Я прикрыл ладонью струны; откашлялся — прочистил горло. Наклонился к пластмассовой коробке, что возвышалась над столешницей. Нажал зелёную кнопку, рядом с которой на обрезке белого пластыря увидел сделанную синими чернилами надпись «Вкл».
И громко сказал:
— Уважаемые ученики и педагоги школы, прошу уделить мне минуту вашего внимания. Довожу до вашего сведения, что сегодня у Алины Волковой, ученицы десятого «А» класса, день рождения.
Вздохнул.
— Алина! — продолжил я. — Поздравляю тебя. Желаю тебе счастья, здоровья и любви.
Оживил гитару — сыграл короткий проигрыш.
Чуть прикрыл глаза и запел:
— Вот и всё…
Моя память легко воскресила песню «Не плачь, Алиса!» Андрея Державина на слова Сергея Кострова — она едва ли не идеально подошла для моего поздравления. Слова лились легко, чётко ложились на мелодию. Чувствовал, что хорошо вытягиваю ноты — будто снова солировал в хоре. Точно и не было долгого перерыва в выступлениях — я не пел уже несколько лет: с того времени, как мы уехали из Первомайска (вчерашний концерт для Лены Кукушкиной — не в счёт: тогда я не особенно старался). Мой голос уже не ломался, не срывался на писк. Гитара тоже не подвела — не фальшивила и не глушила мой голос. Её звучание почти не уступало пению моей «Гибсон», пусть и было не столь привычно. Но планки для ладов чуть царапали мне пальцы, словно гитара проявляла строптивость, противилась ласкам чужих рук.
— …А детство прошло,
— завершил я первый куплет.
Дверь кабинета резко распахнулась — едва не ударилась о стену. На порог комнаты шагнул Полковник. Директор школы отыскал меня взглядом, нахмурил брови.
Я улыбнулся ему.
И перешёл к припеву:
— …Праздник наступил, и тебе уже шестнадцать лет…

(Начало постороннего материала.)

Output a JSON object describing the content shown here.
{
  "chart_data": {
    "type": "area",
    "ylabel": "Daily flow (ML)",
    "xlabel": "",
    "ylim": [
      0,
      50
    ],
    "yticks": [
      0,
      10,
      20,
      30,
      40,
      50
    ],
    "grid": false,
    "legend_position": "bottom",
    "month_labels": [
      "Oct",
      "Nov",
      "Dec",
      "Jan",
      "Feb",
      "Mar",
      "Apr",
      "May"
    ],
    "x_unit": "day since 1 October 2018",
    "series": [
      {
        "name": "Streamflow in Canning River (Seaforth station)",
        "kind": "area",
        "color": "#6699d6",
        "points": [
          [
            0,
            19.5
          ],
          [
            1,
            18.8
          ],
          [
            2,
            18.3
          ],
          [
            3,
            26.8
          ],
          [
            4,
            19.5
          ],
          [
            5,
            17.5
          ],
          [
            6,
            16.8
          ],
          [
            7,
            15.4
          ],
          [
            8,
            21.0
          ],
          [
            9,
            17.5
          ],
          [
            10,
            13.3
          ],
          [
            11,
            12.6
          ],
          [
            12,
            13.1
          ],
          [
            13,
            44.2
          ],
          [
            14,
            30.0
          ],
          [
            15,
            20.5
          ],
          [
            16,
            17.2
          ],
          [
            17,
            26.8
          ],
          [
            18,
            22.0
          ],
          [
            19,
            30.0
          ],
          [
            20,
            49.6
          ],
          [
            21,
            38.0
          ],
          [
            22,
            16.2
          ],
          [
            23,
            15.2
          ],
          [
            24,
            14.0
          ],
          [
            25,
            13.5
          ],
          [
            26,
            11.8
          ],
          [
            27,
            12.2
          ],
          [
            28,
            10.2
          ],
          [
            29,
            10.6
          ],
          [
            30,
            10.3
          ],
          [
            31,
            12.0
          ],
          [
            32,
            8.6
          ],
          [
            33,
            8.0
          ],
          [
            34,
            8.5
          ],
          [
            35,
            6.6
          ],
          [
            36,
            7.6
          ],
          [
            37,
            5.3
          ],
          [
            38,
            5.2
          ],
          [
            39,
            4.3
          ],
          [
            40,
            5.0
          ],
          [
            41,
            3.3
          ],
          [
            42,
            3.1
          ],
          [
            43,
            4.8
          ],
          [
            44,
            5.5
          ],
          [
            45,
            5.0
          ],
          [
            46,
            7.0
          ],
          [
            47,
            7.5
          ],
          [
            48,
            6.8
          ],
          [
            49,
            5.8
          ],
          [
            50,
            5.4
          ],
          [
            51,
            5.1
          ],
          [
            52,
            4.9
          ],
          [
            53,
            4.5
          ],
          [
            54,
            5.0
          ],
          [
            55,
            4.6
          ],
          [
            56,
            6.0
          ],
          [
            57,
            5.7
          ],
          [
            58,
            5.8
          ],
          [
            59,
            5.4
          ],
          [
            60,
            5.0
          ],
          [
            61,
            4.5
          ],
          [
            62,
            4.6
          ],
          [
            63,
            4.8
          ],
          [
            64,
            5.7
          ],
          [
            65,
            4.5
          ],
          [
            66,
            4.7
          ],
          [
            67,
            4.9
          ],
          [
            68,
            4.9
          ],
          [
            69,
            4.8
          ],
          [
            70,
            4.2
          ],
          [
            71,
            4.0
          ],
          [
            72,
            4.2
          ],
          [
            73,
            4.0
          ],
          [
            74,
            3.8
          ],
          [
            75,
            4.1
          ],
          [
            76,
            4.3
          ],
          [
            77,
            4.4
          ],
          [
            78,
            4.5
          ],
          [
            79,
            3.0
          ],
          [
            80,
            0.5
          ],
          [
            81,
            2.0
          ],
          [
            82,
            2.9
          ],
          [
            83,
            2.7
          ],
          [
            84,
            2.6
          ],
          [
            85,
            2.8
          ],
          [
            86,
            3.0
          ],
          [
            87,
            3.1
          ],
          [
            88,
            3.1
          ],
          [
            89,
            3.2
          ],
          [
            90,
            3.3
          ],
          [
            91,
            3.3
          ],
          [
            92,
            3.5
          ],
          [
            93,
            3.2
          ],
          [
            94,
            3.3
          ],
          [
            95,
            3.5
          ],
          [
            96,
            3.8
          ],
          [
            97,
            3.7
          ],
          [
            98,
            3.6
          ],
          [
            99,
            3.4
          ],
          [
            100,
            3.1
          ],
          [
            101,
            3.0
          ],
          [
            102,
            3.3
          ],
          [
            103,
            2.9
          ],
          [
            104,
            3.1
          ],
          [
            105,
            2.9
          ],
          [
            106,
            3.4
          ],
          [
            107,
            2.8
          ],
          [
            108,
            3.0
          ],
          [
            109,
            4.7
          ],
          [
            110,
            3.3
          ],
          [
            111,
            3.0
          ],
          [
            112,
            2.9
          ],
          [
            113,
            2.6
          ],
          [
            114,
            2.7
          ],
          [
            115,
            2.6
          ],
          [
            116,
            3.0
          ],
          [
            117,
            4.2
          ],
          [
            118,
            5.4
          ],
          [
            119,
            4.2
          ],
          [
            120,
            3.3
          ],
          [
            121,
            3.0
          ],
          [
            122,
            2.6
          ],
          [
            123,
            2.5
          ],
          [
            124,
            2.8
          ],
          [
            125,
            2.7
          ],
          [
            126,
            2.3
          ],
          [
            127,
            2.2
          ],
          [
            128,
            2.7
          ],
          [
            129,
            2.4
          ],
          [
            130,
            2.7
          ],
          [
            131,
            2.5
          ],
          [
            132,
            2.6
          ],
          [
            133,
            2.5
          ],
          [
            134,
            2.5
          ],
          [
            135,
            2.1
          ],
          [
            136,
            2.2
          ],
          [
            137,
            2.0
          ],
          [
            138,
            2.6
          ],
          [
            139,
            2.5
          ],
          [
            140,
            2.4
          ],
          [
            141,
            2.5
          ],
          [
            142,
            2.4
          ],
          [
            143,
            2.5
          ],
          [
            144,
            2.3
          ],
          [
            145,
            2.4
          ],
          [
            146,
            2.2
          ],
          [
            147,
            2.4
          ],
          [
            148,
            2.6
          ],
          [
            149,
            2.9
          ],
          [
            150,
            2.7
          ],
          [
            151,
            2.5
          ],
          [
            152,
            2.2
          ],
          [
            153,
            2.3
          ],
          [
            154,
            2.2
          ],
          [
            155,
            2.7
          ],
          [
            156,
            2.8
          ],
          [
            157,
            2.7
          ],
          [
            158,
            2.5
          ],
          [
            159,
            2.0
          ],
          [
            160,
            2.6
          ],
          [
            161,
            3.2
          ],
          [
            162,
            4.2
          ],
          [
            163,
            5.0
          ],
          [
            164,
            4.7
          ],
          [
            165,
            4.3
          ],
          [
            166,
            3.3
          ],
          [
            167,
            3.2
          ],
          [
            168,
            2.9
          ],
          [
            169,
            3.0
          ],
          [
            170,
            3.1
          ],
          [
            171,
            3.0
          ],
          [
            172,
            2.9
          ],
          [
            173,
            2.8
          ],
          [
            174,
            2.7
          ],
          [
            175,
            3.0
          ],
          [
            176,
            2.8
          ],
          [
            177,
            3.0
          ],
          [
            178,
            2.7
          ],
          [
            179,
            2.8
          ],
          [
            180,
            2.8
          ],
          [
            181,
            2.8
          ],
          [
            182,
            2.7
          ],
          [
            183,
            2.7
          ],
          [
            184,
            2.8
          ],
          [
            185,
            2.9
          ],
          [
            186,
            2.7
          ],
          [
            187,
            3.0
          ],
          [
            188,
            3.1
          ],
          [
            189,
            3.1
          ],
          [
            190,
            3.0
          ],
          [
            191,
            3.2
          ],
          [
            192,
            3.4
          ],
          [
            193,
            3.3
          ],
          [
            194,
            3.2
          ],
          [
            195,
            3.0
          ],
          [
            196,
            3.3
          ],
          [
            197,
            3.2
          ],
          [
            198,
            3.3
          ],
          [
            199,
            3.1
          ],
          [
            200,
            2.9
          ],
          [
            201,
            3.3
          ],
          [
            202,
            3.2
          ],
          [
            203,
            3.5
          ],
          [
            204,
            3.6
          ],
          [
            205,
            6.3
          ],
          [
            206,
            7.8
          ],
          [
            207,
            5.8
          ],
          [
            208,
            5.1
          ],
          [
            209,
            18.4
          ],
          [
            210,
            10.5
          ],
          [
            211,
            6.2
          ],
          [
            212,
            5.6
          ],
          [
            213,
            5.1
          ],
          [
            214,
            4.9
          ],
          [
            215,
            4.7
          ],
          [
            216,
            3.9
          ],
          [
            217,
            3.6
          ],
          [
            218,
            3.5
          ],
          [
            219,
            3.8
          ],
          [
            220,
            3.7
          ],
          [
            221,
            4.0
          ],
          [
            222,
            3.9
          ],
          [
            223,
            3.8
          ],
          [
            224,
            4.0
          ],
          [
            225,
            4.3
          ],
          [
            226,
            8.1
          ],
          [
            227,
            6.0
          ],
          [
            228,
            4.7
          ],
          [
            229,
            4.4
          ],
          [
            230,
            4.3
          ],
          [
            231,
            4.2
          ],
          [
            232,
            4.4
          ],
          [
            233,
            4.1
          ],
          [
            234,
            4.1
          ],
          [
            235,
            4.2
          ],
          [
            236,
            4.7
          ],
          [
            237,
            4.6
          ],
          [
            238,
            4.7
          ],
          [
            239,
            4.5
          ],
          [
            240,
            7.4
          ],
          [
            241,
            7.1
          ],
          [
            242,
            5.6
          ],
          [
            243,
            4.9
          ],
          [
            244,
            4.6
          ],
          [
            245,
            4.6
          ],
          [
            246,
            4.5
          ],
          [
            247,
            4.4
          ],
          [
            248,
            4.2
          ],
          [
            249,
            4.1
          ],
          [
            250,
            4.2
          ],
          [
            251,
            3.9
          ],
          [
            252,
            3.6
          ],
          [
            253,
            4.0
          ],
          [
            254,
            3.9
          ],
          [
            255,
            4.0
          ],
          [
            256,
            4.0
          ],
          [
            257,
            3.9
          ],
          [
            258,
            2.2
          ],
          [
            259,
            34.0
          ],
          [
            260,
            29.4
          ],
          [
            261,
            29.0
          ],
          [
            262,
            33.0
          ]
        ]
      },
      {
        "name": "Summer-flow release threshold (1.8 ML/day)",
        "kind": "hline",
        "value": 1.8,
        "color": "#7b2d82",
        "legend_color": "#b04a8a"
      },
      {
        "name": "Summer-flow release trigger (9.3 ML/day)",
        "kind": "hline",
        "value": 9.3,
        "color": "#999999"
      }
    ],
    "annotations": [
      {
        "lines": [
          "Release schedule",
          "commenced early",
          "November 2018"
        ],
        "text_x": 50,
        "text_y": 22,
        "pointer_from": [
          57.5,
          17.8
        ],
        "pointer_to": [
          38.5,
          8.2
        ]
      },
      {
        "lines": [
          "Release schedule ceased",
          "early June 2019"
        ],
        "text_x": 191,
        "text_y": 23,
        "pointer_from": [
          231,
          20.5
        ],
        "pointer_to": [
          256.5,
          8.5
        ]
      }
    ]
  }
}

Из школьных коридоров моему пению громко вторил мой собственный, чуть искажённый динамиками голос.
Глава 6
Михаил Андреевич Снежин подпёр кулаками бока, плотно сжал губы. Но не ринулся прогонять меня со своего места — наблюдал за моими манипуляциями с гитарой, застыв около порога. Я смотрел ему в глаза, чувствовал, как от звуков моего пения едва слышно позвякивала чашка на столе. Спокойно завершил припев и перешёл ко второму куплету. Вспомнил, как младший сын убеждал меня организовать собственный канал в интернете, чтобы выкладывать там записи моих домашних концертов. Я объяснил ему тогда, что исполнял только чужие песни — без разрешения авторов. Сам я поэзией не увлекался: ещё в школьные годы понял, что это направление в литературном творчестве не для меня. Но уже сидя в инвалидном кресле, легко подбирал мелодии к чужим стихотворениям: дети шутили, что я очередная реинкарнация Моцарта или Бетховена.
— …Опавшие листья…
Звуки моего пения отражались от оконных стёкол, от стен и от потолка — покидали директорский кабинет и сливались с теми звуками, что звучали из школьных динамиков. Позвякивание чашки удачно дополняло звучание струн. Как и выбиваемый моим сердцем неторопливый ритм, чётко соответствовавший темпу мелодии. Я смотрел на Михаила Андреевича сквозь стёкла съехавших с привычного места на носу очков, не позволял себе закрыть глаза — отгородиться от окружающего мира. Не обращал внимания на сопротивление гитары, чётко вытягивал ноты и наслаждался вибрацией своих голосовых связок. Услышал, что за спиной директора школы раздался возмущённый женский голос. Увидел, что Полковник обернулся, шикнул на невидимую сейчас для меня женщину: призвал её замолчать. Снежин шагнул в комнату, прикрыл дверь.
— …А детство прошло.
Я приглушил струны, выдержал паузу. Снова улыбнулся. Но не Полковнику — представил, как там, в кабинете литературы, слушала сейчас моё пение Алина Волкова.